The other story comes from a Mr. Ian Freke of Bristol, who wrote both to me and to his local paper. His letter is in the public domain. He had been unemployed for more than a year. For the first nine months, he had not claimed JSA, but lived off his savings. He had not wanted to claim, but started to do so on 6 December 2006. He was absolutely thrilled to have been offered a job on 28 March this year. He had to start at 7 o’clock in the morning. He did not have a car, so he looked at the bus timetables. The earliest bus would not have got him to work until 7.35 am. It would have taken him an hour and 10 minutes to cycle, which the Minister would probably think unreasonable—the Minister is not responding, but I hope that he would think so. What Mr. Freke wanted was to get the job and get off JSA, so he wanted a scooter, which—on the road, taxed and ready to go—would have cost about £500. He was being paid £228 in JSA every month, so within two and a half months, the Department would have got its money back. Sadly, the job has gone. He was not able to get from the Department the means to get the work. This afternoon, I spoke to Mr. Freke, who is still out of work and claiming JSA. It will not be long before the Department will have paid out more in JSA than it would have cost to give Mr. Freke the means to get to work.

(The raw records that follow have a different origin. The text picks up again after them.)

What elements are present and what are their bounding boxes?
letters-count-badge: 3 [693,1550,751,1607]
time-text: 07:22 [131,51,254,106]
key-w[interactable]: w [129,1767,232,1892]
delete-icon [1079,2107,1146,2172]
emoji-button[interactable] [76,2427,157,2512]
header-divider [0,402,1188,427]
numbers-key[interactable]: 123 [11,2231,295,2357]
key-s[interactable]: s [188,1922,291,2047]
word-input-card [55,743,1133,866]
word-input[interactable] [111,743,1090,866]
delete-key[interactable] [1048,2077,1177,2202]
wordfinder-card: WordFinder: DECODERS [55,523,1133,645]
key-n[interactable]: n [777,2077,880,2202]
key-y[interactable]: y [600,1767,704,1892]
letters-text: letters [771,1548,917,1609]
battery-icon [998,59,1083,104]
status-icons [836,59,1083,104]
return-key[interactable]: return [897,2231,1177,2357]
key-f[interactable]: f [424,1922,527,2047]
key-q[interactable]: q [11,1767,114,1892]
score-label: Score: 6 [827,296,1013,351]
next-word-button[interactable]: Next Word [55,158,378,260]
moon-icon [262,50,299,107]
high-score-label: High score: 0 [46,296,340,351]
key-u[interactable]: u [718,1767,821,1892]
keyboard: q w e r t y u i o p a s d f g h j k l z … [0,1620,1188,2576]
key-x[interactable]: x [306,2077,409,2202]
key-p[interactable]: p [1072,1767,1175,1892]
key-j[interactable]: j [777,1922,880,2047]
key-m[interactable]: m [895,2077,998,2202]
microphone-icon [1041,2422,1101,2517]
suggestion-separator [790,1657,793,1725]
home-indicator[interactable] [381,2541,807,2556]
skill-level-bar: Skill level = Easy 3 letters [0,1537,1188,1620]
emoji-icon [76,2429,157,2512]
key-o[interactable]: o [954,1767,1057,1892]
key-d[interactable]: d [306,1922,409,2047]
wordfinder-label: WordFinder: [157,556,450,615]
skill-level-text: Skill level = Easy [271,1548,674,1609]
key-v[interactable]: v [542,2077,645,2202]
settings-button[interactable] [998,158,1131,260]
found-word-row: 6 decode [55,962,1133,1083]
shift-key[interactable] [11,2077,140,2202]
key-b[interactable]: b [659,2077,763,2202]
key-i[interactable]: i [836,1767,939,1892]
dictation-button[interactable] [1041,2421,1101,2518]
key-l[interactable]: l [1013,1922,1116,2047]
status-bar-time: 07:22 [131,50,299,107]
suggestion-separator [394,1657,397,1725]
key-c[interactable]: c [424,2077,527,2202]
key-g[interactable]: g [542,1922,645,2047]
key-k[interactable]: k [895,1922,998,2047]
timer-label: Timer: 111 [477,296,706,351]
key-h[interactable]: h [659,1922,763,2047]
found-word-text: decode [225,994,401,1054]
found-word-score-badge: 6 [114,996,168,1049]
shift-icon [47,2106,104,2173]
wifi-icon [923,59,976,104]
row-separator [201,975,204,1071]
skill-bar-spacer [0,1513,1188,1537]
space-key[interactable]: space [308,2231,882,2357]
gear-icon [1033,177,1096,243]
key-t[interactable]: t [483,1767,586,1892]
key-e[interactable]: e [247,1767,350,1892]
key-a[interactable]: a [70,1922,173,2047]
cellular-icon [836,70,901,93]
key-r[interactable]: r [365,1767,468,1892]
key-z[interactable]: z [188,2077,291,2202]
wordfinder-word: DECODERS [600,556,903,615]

We have to give personal advisers responsibility and discretion. If they get it wrong very occasionally, so be it. There are excellent people among them, and they will get it right more often than they get it wrong. They will get it right in eight or nine cases out of 10. Of course there must be overall responsibility, limits and accountability to managers, but please, New Zealand can do it! What is the point of a Select Committee that travels the world and finds out best practice from other countries if we do not learn from it? The travel budgets that the House pays will not be worth while if Ministers of any Government do not listen to those who can tell them about best practice and what works in other parts of the world. Please, can we give the personal advisers more discretion on how they spend their budgets, which have been reduced? I hope that my two examples will give the Minister pause for thought.

5.7 pm

The Minister for Employment and Welfare Reform (Mr. Jim Murphy): Mrs. Anderson, I thank you for chairing this debate, which has been well informed. That reflects the dedication that the members of the Work and Pensions Committee, on both sides of the political divide, show to the responsibility that they have.